Hopkins payments detailed

Former officials received $224,513, audit concludes

Larger scheme outlined

School was charged more than $1.5 million

May 12, 1999|By Walter F. Roche Jr. | Walter F. Roche Jr.,SUN STAFF

A kickback scheme involving Johns Hopkins University construction projects was much larger and more widespread than previously reported, with fraudulent or improper payments by the school reaching $1.5 million, a confidential audit report has concluded.

The report, a copy of which was obtained by The Sun, also states that a former Hopkins executive, Robert J. Schuerholz, was not the only official at the school to get personal benefits from contractors.

Payments were made by one contractor, Thermal Services Inc. (TSI), "on behalf of various facilities personnel" for such items as air-conditioning equipment and boat repairs, the 36-page audit states. The payments for Schuerholz and others totaled $224,513, according to the report.

One former Hopkins executive, Robert F. Seward, had a TSI corporate American Express card issued in his name, the report said. Seward, a technical support manager who worked for Schuerholz, was fired in May 1997. The auditors said that after his departure, some of Seward's files disappeared from what was supposed to be a secured office area on campus.

Seward has strongly denied wrongdoing. Yesterday, he referred questions to his attorney, who did not return phone calls. TSI is no longer in business.

Schuerholz, the audit states, also got other previously undisclosed benefits from contractors, ranging from free architectural plans for his vacation home on the Eastern Shore to discounted ventilation equipment for a Frederick brewing company facility in which he had an interest.

The auditors found those benefits and more than $1 million in other questionable costs were tucked into bills paid by Hopkins to TSI and others for a variety of construction projects.

"KPMG [Peat Marwick] believes that in excess of $1.5 million worth of transactions addressed in this report improperly or fraudulently, through conspiracy or otherwise, were charged to JHU for services and/or equipment by the activities of various contractors," the report states.

Contractors' profit margins on some Hopkins projects, the report states, averaged 42 percent, a figure "substantially above the industry average."

The auditors said that TSI had been granted a series of sole-source contracts by Schuerholz, despite a university policy requiring competitive bids. It states that TSI paid Schuerholz $23,500 in 1992 by making out payments to a nonexistent company called Business Services.

Disclosure of the details of the audit report occurs as the 63-year-old Schuerholz, of Baldwin in Baltimore County, faces federal charges of income tax evasion. His arraignment on a federal information that he failed to pay $31,772 in income taxes for 1995 is set for tomorrow. He is charged with listing his 1995 income as $177,045 when it was $290,515.

James P. Ulwick, Schuerholz's attorney, said he could not comment on the audit report because he had never seen it. Details of the income tax charges are expected to be disclosed tomorrow.

Schuerholz was ousted from his job as executive director of real estate at Hopkins in 1997 after allegations of kickbacks and other improprieties surfaced in a civil suit filed by one of the owners of TSI. The suit was settled.
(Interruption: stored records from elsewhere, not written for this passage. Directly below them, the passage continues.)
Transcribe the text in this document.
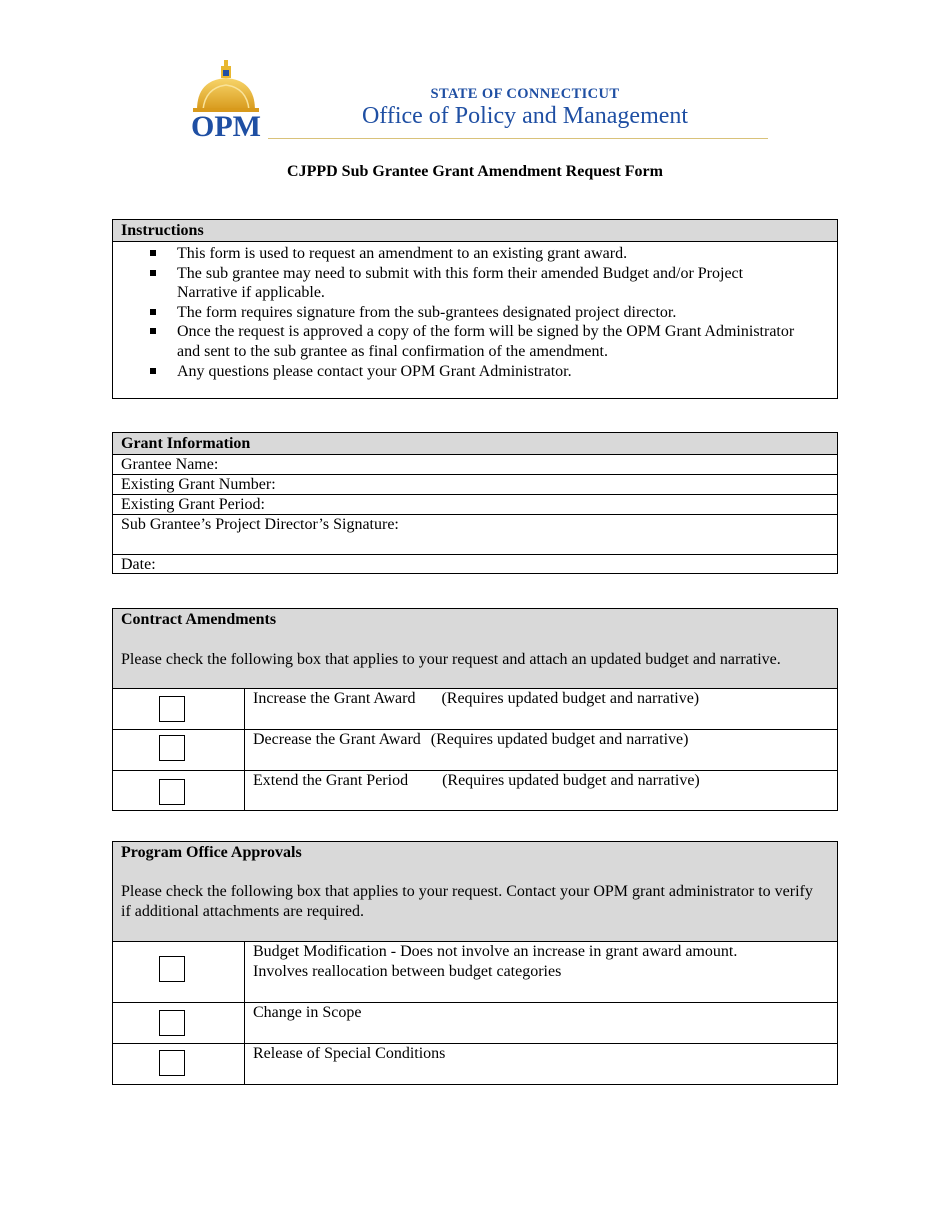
OPM
STATE OF CONNECTICUT
Office of Policy and Management
CJPPD Sub Grantee Grant Amendment Request Form
Instructions
This form is used to request an amendment to an existing grant award.
The sub grantee may need to submit with this form their amended Budget and/or Project Narrative if applicable.
The form requires signature from the sub-grantees designated project director.
Once the request is approved a copy of the form will be signed by the OPM Grant Administrator and sent to the sub grantee as final confirmation of the amendment.
Any questions please contact your OPM Grant Administrator.
Grant Information
Grantee Name:
Existing Grant Number:
Existing Grant Period:
Sub Grantee’s Project Director’s Signature:
Date:
Contract Amendments
Please check the following box that applies to your request and attach an updated budget and narrative.
Increase the Grant Award (Requires updated budget and narrative)
Decrease the Grant Award (Requires updated budget and narrative)
Extend the Grant Period (Requires updated budget and narrative)
Program Office Approvals
Please check the following box that applies to your request. Contact your OPM grant administrator to verify if additional attachments are required.
Budget Modification - Does not involve an increase in grant award amount. Involves reallocation between budget categories
Change in Scope
Release of Special Conditions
Two university officials also had raised questions about Schuerholz's relationship with TSI.

In addition to Schuerholz and Seward, other Hopkins officials named in the report by accounting firm KPMG Peat Marwick include Edward Warns, who the audit states had $462.08 in repairs to his boat paid by TSI. Tickets to a rock concert and limousine service were given to David Ashwood, director of Homewood plant operations. Ashwood is still employed by Hopkins, while Warns, who was in the university's real estate division, has retired.

Ashwood said yesterday that he did get tickets to a rock concert and was provided a limousine ride to the event, but he considered it a personal matter that had nothing to do with the university. He said he also purchased a damaged air-conditioning unit from TSI.

Ashwood said he had been verbally reprimanded by Hopkins officials for the two transactions.

TSI also paid for meals and a hotel rooms for Schuerholz in Beijing, China, and Ocean City, and provided assorted gifts "such as knives, gift certificates, golf accessories, alcohol, etc." to Hopkins personnel. The company also paid for "various hunting and golfing outings" with university personnel and "extensive dinner and cocktail outings" with Hopkins officials as guests.

Johns Hopkins University spokesman Dennis O'Shea said yesterday that university officials had put on hold further action as a result of the audit pending the results of the federal investigation.

Four Hopkins officials have resigned, retired or been terminated as a result of the kickback allegations. In addition to the gifts and payments, the audit states that a series of conflicts of interest involved Hopkins officials and contractors working at the school. In one case, a company employed the spouse of the university official who was overseeing the firm's contract.

The report also states that on another Hopkins project, TSI gave a subcontract to a company owned by Schuerholz's cousin. The former executive director picked TSI as the general contractor on a major university construction effort, even though the company had no expertise as a general contractor.